И, плюнув на застежки ботинок, указал на них пальцем.
— Ну что ж ты, пианист, разучился играть? Давай нажимай.
— Оставь его в покое, Шеф, прошу тебя, не то меня стошнит.
— Без фокусов, Пинелла, — сказал он. — Давай, мусью.
— Оставь его, — сказала я и потянула Шефа за рукав. — Прошу тебя, оставь.
Но тут Якоб присел на корточки, вынул из кармана платок и принялся вытирать ботинки Шефа. А потом другие оболтусы тоже вытянули ноги, и Якоб с ангельским терпением и с таким рвением начистил их ботинки, что небо и птицы небесные засверкали в их глянце.
— All right[58], — сказал Шеф и бросил несколько лей на песок. — Собирай и проваливай.

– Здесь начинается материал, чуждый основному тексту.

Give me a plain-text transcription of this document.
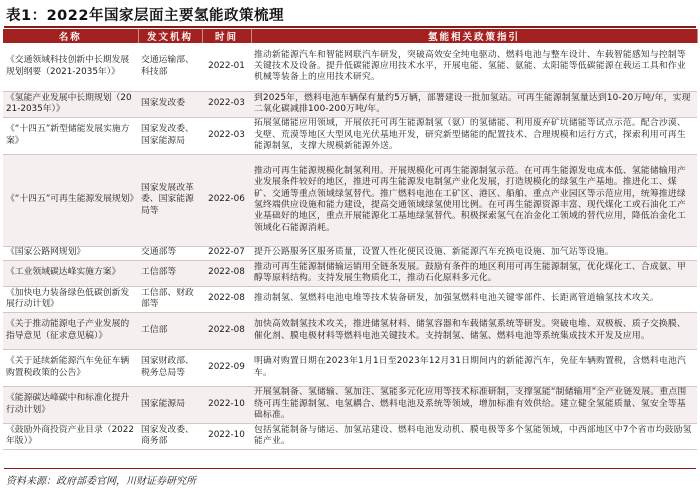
表1：2022年国家层面主要氢能政策梳理
名称	发文机构	时间	氢能相关政策指引
《交通领域科技创新中长期发展规划纲要（2021-2035年）》	交通运输部、科技部	2022-01	推动新能源汽车和智能网联汽车研发，突破高效安全纯电驱动、燃料电池与整车设计、车载智能感知与控制等关键技术及设备。提升低碳能源应用技术水平，开展电能、氢能、氨能、太阳能等低碳能源在载运工具和作业机械等装备上的应用技术研究。
《氢能产业发展中长期规划（2021-2035年）》	国家发改委	2022-03	到2025年，燃料电池车辆保有量约5万辆，部署建设一批加氢站。可再生能源制氢量达到10-20万吨/年，实现二氧化碳减排100-200万吨/年。
《“十四五”新型储能发展实施方案》	国家发改委、国家能源局	2022-03	拓展氢储能应用领域，开展依托可再生能源制氢（氨）的氢储能、利用废弃矿坑储能等试点示范。配合沙漠、戈壁、荒漠等地区大型风电光伏基地开发，研究新型储能的配置技术、合理规模和运行方式，探索利用可再生能源制氢，支撑大规模新能源外送。
《“十四五”可再生能源发展规划》	国家发展改革委、国家能源局等	2022-06	推动可再生能源规模化制氢利用。开展规模化可再生能源制氢示范。在可再生能源发电成本低、氢能储输用产业发展条件较好的地区，推进可再生能源发电制氢产业化发展，打造规模化的绿氢生产基地。推进化工、煤矿、交通等重点领域绿氢替代。推广燃料电池在工矿区、港区、船舶、重点产业园区等示范应用，统筹推进绿氢终端供应设施和能力建设，提高交通领域绿氢使用比例。在可再生能源资源丰富、现代煤化工或石油化工产业基础好的地区，重点开展能源化工基地绿氢替代。积极探索氢气在冶金化工领域的替代应用，降低冶金化工领域化石能源消耗。
《国家公路网规划》	交通部等	2022-07	提升公路服务区服务质量，设置人性化便民设施、新能源汽车充换电设施、加气站等设施。
《工业领域碳达峰实施方案》	工信部等	2022-08	推动可再生能源制储输运销用全链条发展。鼓励有条件的地区利用可再生能源制氢，优化煤化工、合成氨、甲醇等原料结构。支持发展生物质化工，推动石化原料多元化。
《加快电力装备绿色低碳创新发展行动计划》	工信部、财政部等	2022-08	推动制氢、氢燃料电池电堆等技术装备研发，加强氢燃料电池关键零部件、长距离管道输氢技术攻关。
《关于推动能源电子产业发展的指导意见（征求意见稿）》	工信部	2022-08	加快高效制氢技术攻关，推进储氢材料、储氢容器和车载储氢系统等研发。突破电堆、双极板、质子交换膜、催化剂、膜电极材料等燃料电池关键技术。支持制氢、储氢、燃料电池等系统集成技术开发及应用。
《关于延续新能源汽车免征车辆购置税政策的公告》	国家财政部、税务总局等	2022-09	明确对购置日期在2023年1月1日至2023年12月31日期间内的新能源汽车，免征车辆购置税，含燃料电池汽车。
《能源碳达峰碳中和标准化提升行动计划》	国家能源局	2022-10	开展氢制备、氢储输、氢加注、氢能多元化应用等技术标准研制，支撑氢能“制储输用”全产业链发展。重点围绕可再生能源制氢、电氢耦合、燃料电池及系统等领域，增加标准有效供给。建立健全氢能质量、氢安全等基础标准。
《鼓励外商投资产业目录（2022年版）》	国家发改委、商务部	2022-10	包括氢能制备与储运、加氢站建设、燃料电池发动机、膜电极等多个氢能领域，中西部地区中7个省市均鼓励氢能产业。
资料来源：政府部委官网，川财证券研究所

И Якоб собрал монеты и смылся, хотя я сказала:
— Не может быть, это ужасно, Якоб, ты так прекрасно играл, это слишком большая, гигантская плата, «Impromtu» Шопена столько не стоит.
Но он не ответил и уходил все дальше по аллее, как будто ничего не случилось. Я печально смотрела ему вслед, пахло ладаном, и не хватало только цветов и родственников в черном, потому что как раз заиграл духовой оркестр, и все остальное для похорон было.
— Эй, — сказал Шеф, — у тебя кто–то умер?
— Да, Шеф, а я думала о нем с таким удовольствием, мне казалось, что он этого избежал. Это все было из–за музыки, но теперь… Не очень–то сподручно носить траур по воспоминаниям.
— Знаю, — сказал Шеф, — такое и со мной случалось. Из–за матери. Сперва я хотел ее прикончить, потом успокоился и сам купил ей фонарь. Сверкает у нашей двери, как маяк. На улице ночь, а у нас до зари сияет красный фонарь.
— Ладно, Шеф, кончай, я слишком расстраиваюсь, лучше идем.
И мы все пошли по аллее, продолжая держаться под руки, но радость жизни ушла, это было видно даже по тому, как мы шли, точно пьяные, качаясь из стороны в сторону, или как больные, для которых уже гаснет свеча. И только духовая музыка порывами подгоняла нас, затем она неожиданно перешла в торжественный вальс. А мы продолжали тащиться, хотя лес был далеко, а вечер — уже на носу.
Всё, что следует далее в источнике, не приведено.